The Giaour proved to be very popular with twelve editions published in the first year. By 1815, 14 editions had been published when it was included in his first collected edition. Its runaway success led Byron to publish three more "Turkish tales" in the next couple of years: The Bride of Abydos in 1813, The Corsair in 1814, and Lara. Each of these poems proved to be very popular, with "The Corsair" selling 10,000 copies in its first day of publication. These tales led to the public perception of the Byronic hero.

Byron commented ironically on the success of these works in his 1818 poem Beppo:

Oh that I had the art of easy writing
    What should be easy reading! could I scale
Parnassus, where the Muses sit inditing
    Those pretty poems never known to fail,
How quickly would I print (the world delighting)
    A Grecian, Syrian, or Assyrian tale;
And sell you, mix'd with western sentimentalism,
Some samples of the finest Orientalism.

— Stanza LI

French painter Eugène Delacroix used the story as the inspiration for three paintings, all titled The Combat of the Giaour and Hassan. So did Ary Scheffer, who painted Giaour, today housed at the Musée de la Vie romantique, Paris.

==Influence==

The poem was an influence on the early work of Edgar Allan Poe. His first major poem, "Tamerlane", published in 1827, particularly emulates both the manner and style of The Giaour.

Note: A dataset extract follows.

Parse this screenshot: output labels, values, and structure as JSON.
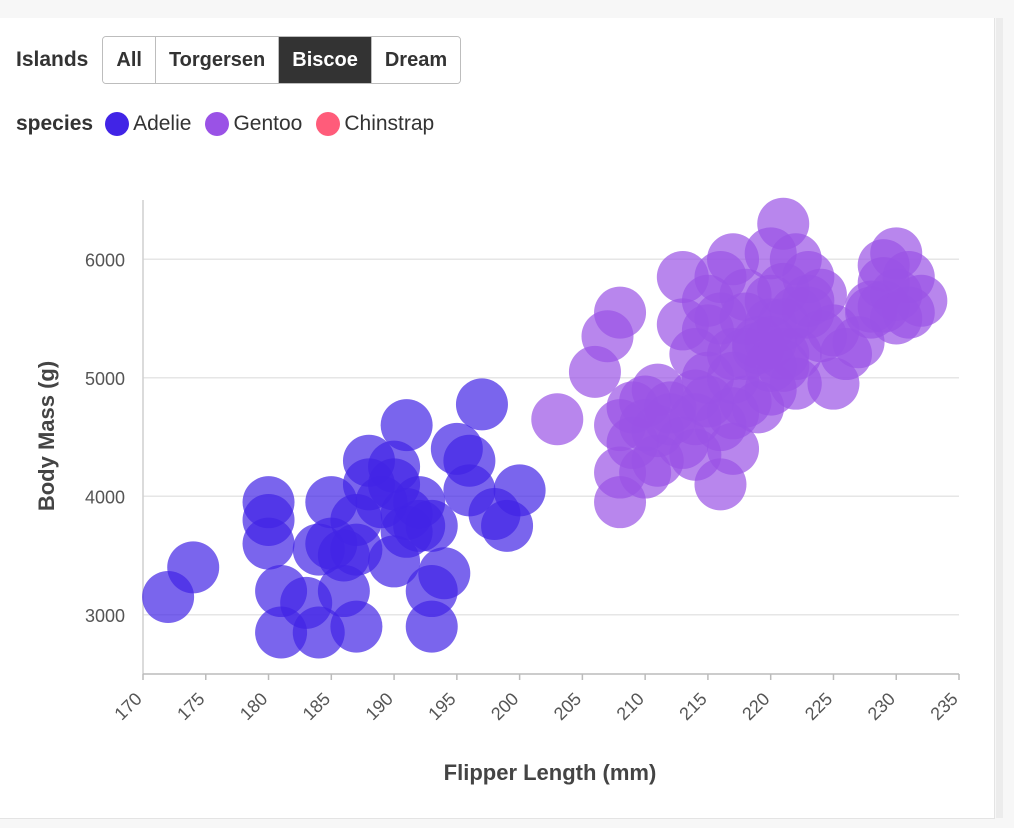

Polish poet Adam Mickiewicz translated the work into Polish in 1833. Mickiewicz wrote in November 1822: "I think I shall translate The Giaour."

===Vampirism theme===
The Giaour is also notable for its inclusion of the theme of vampires and vampirism, it being one of the first written mentions of such topics (preceded by John Stagg's The Vampyre in 1810). After telling how the giaour killed Hassan, the Ottoman narrator predicts that in punishment for his crime, the giaour will be condemned to become a vampire after his death and kill his own family by sucking their blood, to his own frightful torment as well as theirs. Byron became acquainted with the concept of vampires while on his Grand Tour.

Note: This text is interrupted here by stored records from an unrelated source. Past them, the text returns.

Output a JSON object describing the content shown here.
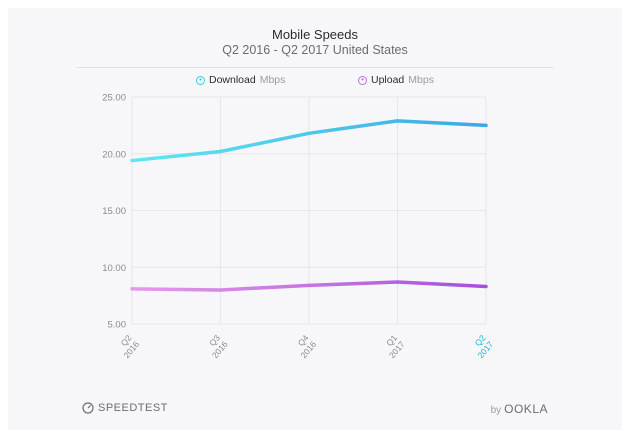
{
  "chart_data": {
    "type": "line",
    "title": "Mobile Speeds",
    "subtitle": "Q2 2016 - Q2 2017 United States",
    "categories": [
      [
        "Q2",
        "2016"
      ],
      [
        "Q3",
        "2016"
      ],
      [
        "Q4",
        "2016"
      ],
      [
        "Q1",
        "2017"
      ],
      [
        "Q2",
        "2017"
      ]
    ],
    "highlight_category_index": 4,
    "ylim": [
      5,
      25
    ],
    "yticks": [
      "25.00",
      "20.00",
      "15.00",
      "10.00",
      "5.00"
    ],
    "ytick_values": [
      25,
      20,
      15,
      10,
      5
    ],
    "grid": true,
    "legend_position": "top",
    "series": [
      {
        "name": "Download",
        "unit": "Mbps",
        "values": [
          19.4,
          20.2,
          21.8,
          22.9,
          22.5
        ],
        "color_start": "#5fe8ef",
        "color_end": "#3aa8e6"
      },
      {
        "name": "Upload",
        "unit": "Mbps",
        "values": [
          8.1,
          8.0,
          8.4,
          8.7,
          8.3
        ],
        "color_start": "#e59ae8",
        "color_end": "#a44fdc"
      }
    ]
  },
  "footer": {
    "left_brand": "SPEEDTEST",
    "right_prefix": "by",
    "right_brand": "OOKLA"
  },
  "colors": {
    "highlight": "#1bb3e6",
    "axis_text": "#8a8a96",
    "grid": "#e6e6ec"
  }
}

The description of the vampire, lines 757–768:

But first, on earth as vampire sent,
Thy corse shall from its tomb be rent:
Then ghastly haunt thy native place,
And suck the blood of all thy race;
There from thy daughter, sister, wife,
At midnight drain the stream of life;
Yet loathe the banquet which perforce
Must feed thy livid living corse:
Thy victims ere they yet expire
Shall know the demon for their sire,
As cursing thee, thou cursing them,
Thy flowers are withered on the stem.

The association of Byron with vampires continued in 1819 with the publication of The Vampyre by John William Polidori, which was inspired by and based on an unfinished story by Byron, "A Fragment", also known as "Fragment of a Novel" and "The Burial: A Fragment", first published in Mazeppa in 1819. The lead character, Lord Ruthven, was based on Byron. Polidori had previously worked as Byron's doctor and the two parted on bad terms. Much to Byron's annoyance, The Vampyre was widely attributed to him and even included in the third volume of Byron's works by popular demand. Polidori's tale was published by Henry Colburn on 1 April 1819, without Polidori's knowledge or permission. Polidori immediately wrote to Colburn stating that 'the tale of the Vampyre – which is not Lord Byron's but was written entirely by me at the request of a lady [...] saying that she thought it impossible to work up such materials, desired I would write it for her, which I did in two idle mornings by her side.' The revelation caused a great scandal, and Polidori benefitted very little from it, either financially or personally. Lord Ruthven was the first portrayal of the vampire as a debauched aristocrat.

==Adaptations==

===Film===
The Giaour, with screenplay by and to be directed by Rika Ohara (The Heart of No Place, 2009), is in preproduction. The feature film is executive-produced by Gareth Jones (Boiling Point, 2021), with soundtrack composed by Jono Podmore.